MAIA Biotechnology, Inc. reported significant financial developments in its latest 10-Q filing for the quarter ending September 30, 2025. The company recorded a net loss of $8.9 million for the third quarter, a 225% increase from the $2.7 million loss reported in the same period last year. For the nine months ending September 30, 2025, the net loss was approximately $18.8 million, a slight improvement compared to the $19.7 million loss for the same period in 2024. The increase in losses was primarily attributed to a substantial rise in operating expenses, which totaled $9.4 million for the quarter, up 123% from $4.2 million in the prior year.
Research and development expenses surged by 138% to $6.4 million in the third quarter, driven by increased clinical trial activities and related costs. General and administrative expenses also rose significantly, increasing by 97% to $3 million, largely due to higher professional fees and investor relations costs. The company’s total operating expenses for the nine months reached $20 million, an increase of 67% from the previous year, reflecting ongoing investments in its clinical programs.
In terms of operational metrics, MAIA Biotechnology has made strides in its clinical development efforts. The company is advancing its lead product candidate, ateganosine, through various clinical trials, including a pivotal Phase 2 trial for non-small cell lung cancer (NSCLC). The company has also expanded its geographic footprint, with ongoing trials in Australia and new patient enrollments in Taiwan and Turkey. As of September 30, 2025, MAIA had approximately $10.9 million in cash, an increase from $9.6 million at the end of 2024, but it reported a working capital deficit of approximately $1.8 million.
Strategically, MAIA has engaged in several financing activities, including private placements and an at-the-market offering, which collectively raised over $13 million in the first nine months of 2025. The company plans to continue raising capital to support its clinical trials and operational needs. Additionally, MAIA has adopted a Digital Asset Treasury Plan, allowing it to allocate a portion of its reserves to cryptocurrencies, which may impact its liquidity and capital resources in the future.

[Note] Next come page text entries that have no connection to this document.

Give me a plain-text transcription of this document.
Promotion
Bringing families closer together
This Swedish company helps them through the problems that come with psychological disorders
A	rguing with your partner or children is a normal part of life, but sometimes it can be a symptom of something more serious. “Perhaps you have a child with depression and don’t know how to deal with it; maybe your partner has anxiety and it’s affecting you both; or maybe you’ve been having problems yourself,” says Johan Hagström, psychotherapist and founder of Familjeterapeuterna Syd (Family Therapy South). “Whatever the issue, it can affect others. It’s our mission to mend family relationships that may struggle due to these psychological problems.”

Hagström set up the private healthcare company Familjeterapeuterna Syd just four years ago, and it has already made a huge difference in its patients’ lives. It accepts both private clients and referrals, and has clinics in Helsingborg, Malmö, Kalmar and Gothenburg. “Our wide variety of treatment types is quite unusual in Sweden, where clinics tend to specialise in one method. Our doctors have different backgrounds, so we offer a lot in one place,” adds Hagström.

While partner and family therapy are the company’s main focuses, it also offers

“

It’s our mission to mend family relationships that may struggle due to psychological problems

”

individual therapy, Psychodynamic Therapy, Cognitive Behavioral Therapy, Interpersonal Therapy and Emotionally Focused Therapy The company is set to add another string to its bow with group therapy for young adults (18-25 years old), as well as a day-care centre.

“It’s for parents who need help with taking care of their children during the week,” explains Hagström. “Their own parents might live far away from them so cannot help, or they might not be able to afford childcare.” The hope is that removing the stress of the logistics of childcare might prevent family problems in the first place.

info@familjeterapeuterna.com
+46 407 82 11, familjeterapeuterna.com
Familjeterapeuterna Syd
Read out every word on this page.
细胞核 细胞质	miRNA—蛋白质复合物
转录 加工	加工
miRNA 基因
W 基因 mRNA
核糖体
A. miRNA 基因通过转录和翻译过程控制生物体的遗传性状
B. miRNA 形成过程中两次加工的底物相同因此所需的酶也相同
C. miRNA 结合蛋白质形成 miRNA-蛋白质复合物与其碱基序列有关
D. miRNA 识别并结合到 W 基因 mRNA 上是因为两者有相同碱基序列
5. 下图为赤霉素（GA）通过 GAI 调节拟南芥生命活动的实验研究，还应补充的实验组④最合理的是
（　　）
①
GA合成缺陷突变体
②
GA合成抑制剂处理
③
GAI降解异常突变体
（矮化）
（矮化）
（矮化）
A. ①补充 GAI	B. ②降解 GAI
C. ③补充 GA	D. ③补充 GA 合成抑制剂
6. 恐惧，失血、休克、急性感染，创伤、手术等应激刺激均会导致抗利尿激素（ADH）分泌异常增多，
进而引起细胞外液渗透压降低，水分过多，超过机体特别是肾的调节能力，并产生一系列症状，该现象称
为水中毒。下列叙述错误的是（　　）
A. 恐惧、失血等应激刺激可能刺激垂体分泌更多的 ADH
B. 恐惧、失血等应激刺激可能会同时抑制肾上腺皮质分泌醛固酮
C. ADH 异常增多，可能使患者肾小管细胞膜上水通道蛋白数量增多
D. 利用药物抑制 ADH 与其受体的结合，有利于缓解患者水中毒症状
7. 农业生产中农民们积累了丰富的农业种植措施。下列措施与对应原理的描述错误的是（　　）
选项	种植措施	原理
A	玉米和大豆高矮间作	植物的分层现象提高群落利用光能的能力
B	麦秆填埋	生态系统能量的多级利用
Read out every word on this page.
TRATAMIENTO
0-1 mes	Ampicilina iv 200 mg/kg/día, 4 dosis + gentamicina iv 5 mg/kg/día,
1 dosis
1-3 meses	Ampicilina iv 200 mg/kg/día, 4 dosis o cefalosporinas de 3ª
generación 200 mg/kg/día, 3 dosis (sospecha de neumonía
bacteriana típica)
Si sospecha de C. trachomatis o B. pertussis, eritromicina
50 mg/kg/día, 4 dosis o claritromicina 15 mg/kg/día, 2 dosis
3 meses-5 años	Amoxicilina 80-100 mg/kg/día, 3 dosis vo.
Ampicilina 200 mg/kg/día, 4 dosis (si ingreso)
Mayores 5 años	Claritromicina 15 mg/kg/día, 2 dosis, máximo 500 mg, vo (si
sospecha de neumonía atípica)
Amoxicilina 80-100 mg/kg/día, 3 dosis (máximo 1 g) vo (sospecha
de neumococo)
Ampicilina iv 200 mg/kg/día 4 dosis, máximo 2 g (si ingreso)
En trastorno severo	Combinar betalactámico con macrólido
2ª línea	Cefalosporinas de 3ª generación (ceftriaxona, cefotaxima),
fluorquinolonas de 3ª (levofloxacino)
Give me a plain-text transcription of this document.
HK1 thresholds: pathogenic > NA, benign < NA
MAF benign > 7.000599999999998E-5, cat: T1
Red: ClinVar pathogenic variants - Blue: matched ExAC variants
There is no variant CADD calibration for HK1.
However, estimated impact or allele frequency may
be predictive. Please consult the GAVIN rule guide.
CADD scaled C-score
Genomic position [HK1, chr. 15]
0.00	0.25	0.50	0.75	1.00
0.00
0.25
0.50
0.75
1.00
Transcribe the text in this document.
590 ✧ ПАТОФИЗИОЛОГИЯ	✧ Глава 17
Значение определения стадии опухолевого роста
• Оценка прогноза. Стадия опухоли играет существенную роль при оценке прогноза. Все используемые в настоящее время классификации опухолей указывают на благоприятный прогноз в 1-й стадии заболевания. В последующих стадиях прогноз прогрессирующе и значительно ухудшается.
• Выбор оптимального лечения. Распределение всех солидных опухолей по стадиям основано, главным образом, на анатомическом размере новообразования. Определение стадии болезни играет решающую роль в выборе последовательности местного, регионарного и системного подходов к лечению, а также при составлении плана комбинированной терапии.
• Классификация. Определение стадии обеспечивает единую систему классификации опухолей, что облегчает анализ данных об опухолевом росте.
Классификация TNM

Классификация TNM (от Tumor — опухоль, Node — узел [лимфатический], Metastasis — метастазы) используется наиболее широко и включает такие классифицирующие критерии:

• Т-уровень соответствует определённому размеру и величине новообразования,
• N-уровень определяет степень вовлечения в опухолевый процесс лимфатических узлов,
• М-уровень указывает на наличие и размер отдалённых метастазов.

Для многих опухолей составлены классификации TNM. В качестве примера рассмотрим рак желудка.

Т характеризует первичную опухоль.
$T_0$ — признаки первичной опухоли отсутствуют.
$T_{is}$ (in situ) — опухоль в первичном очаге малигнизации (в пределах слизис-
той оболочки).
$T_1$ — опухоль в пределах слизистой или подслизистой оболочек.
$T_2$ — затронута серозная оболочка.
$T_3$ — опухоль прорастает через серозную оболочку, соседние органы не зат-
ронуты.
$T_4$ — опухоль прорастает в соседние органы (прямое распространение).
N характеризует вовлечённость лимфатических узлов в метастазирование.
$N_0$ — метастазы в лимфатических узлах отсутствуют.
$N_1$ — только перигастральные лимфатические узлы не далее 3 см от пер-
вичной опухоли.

Looking ahead, MAIA Biotechnology anticipates continued investment in its clinical programs, with plans to initiate a Phase 3 trial for ateganosine in 2025. The company remains focused on securing additional funding to support its operations and clinical development, while navigating the challenges posed by its current financial position and the broader market conditions.
About MAIA Biotechnology, Inc.
Maia Biotechnology is a clinical-stage biopharmaceutical company focused on developing targeted immunotherapies and telomere-targeting agents for cancer. Its lead candidate, THIO, aims to treat various solid tumors, including non-small cell lung cancer, by disrupting telomeres and activating immune responses. The company leverages proprietary technology, strategic collaborations, and a robust patent portfolio to advance innovative cancer treatments across multiple indications and markets.